Updated on June 04, 2022

Comments

  • Massimo
    Massimo almost 2 years

    I'm writing some SQL code that needs to be executed when rows are inserted in a database table, so I'm using an AFTER INSERT trigger; the code is quite complex, thus there could still be some bugs around.

    I've discovered that, if an error happens when executing a trigger, SQL Server aborts the batch and/or the whole transaction. This is not acceptable for me, because it causes problems to the main application that uses the database; I also don't have the source code for that application, so I can't perform proper debugging on it. I absolutely need all database actions to succeed, even if my trigger fails.

    How can I code my trigger so that, should an error happen, SQL Server will not abort the INSERT action?

    Additionally, how can I perform proper error handling so that I can actually know the trigger has failed? Sending an email with the error data would be ok for me (the trigger's main purpose is actually sending emails), but how do I detect an error condition in a trigger and react to it?


    Edit:

    Thanks for the tips about optimizing performance by using something else than a trigger, but this code is not "complex" in the sense that it's long-running or performance intensive; it simply builds and sends a mail message, but in order to do so, it must retrieve data from various linked tables, and since I am reverse-engineering this application, I don't have the database schema available and am still trying to find my way around it; this is why conversion errors or unexpected/null values can still creep up, crashing the trigger execution.

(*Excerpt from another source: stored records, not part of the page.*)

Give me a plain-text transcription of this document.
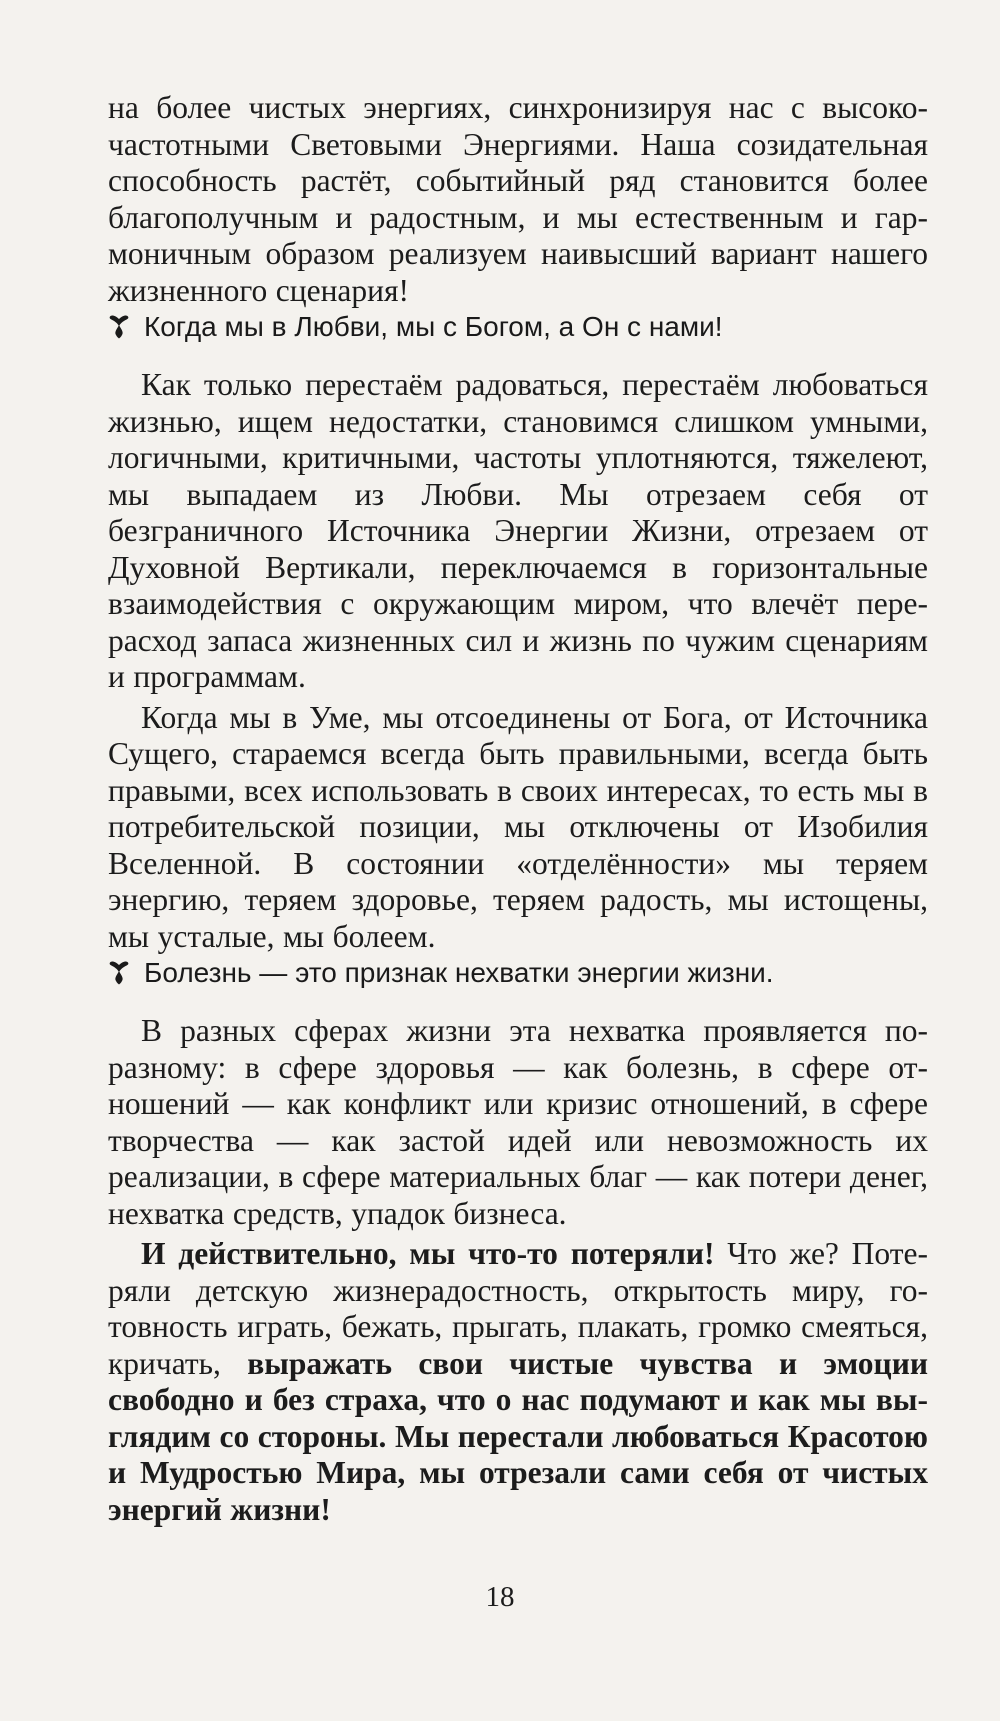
на более чистых энергиях, синхронизируя нас с высокочастотными Световыми Энергиями. Наша созидательная способность растёт, событийный ряд становится более благополучным и радостным, и мы естественным и гармоничным образом реализуем наивысший вариант нашего жизненного сценария!

Когда мы в Любви, мы с Богом, а Он с нами!

Как только перестаём радоваться, перестаём любоваться жизнью, ищем недостатки, становимся слишком умными, логичными, критичными, частоты уплотняются, тяжелеют, мы выпадаем из Любви. Мы отрезаем себя от безграничного Источника Энергии Жизни, отрезаем от Духовной Вертикали, переключаемся в горизонтальные взаимодействия с окружающим миром, что влечёт перерасход запаса жизненных сил и жизнь по чужим сценариям и программам.

Когда мы в Уме, мы отсоединены от Бога, от Источника Сущего, стараемся всегда быть правильными, всегда быть правыми, всех использовать в своих интересах, то есть мы в потребительской позиции, мы отключены от Изобилия Вселенной. В состоянии «отделённости» мы теряем энергию, теряем здоровье, теряем радость, мы истощены, мы усталые, мы болеем.

Болезнь — это признак нехватки энергии жизни.

В разных сферах жизни эта нехватка проявляется поразному: в сфере здоровья — как болезнь, в сфере отношений — как конфликт или кризис отношений, в сфере творчества — как застой идей или невозможность их реализации, в сфере материальных благ — как потери денег, нехватка средств, упадок бизнеса.

И действительно, мы что-то потеряли! Что же? Потеряли детскую жизнерадостность, открытость миру, готовность играть, бежать, прыгать, плакать, громко смеяться, кричать, выражать свои чистые чувства и эмоции свободно и без страха, что о нас подумают и как мы выглядим со стороны. Мы перестали любоваться Красотою и Мудростью Мира, мы отрезали сами себя от чистых энергий жизни!

18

    Also, as stated above, I absolutely can't perform debugging on the application itself, nor modify it to do what I need in the application layer; the only way to react to an application event is by firing a database trigger when the application writes to the DB that something has just heppened.

    • Nikola Markovinović
      Nikola Markovinović almost 12 years
      You might use TRY ... CATCH inside trigger to ignore, but log errors.
    • Damien_The_Unbeliever
      Damien_The_Unbeliever almost 12 years
      You don't have the schema available? What does this mean? Surely you're able to inspect the tables/columns (if not, how have you even started this task?)
    • Massimo
      Massimo almost 12 years
      I mean, there's no documentation at all; I have to find on my own what the database structure is. And it's quite a mess (I've tried diagramming it, and it was painful).
  • Massimo
    Massimo almost 12 years
    I can only debug the trigger when it gets called from the application with real data... but then, I'm not there with a debugger. This is why I need a way for it to handle the errors on its own (and notify me so that I can fix them).
  • Tony Hopkinson
    Tony Hopkinson almost 12 years
    So your only real option is try catch round the trigger code, log, and then swallow. Followed of course by close eyes tight while praying loud an often. If it fails, there will be an exception it should appear in some log somewhere, unless someone esle has done try catch swallow of course. It's up to you, but I'd set up a test environment as in a copy of the database with the trigger, and then try and break it, rather than cross my fingers and hope nothing else does. Crossing my fingers has never worked for me, not once.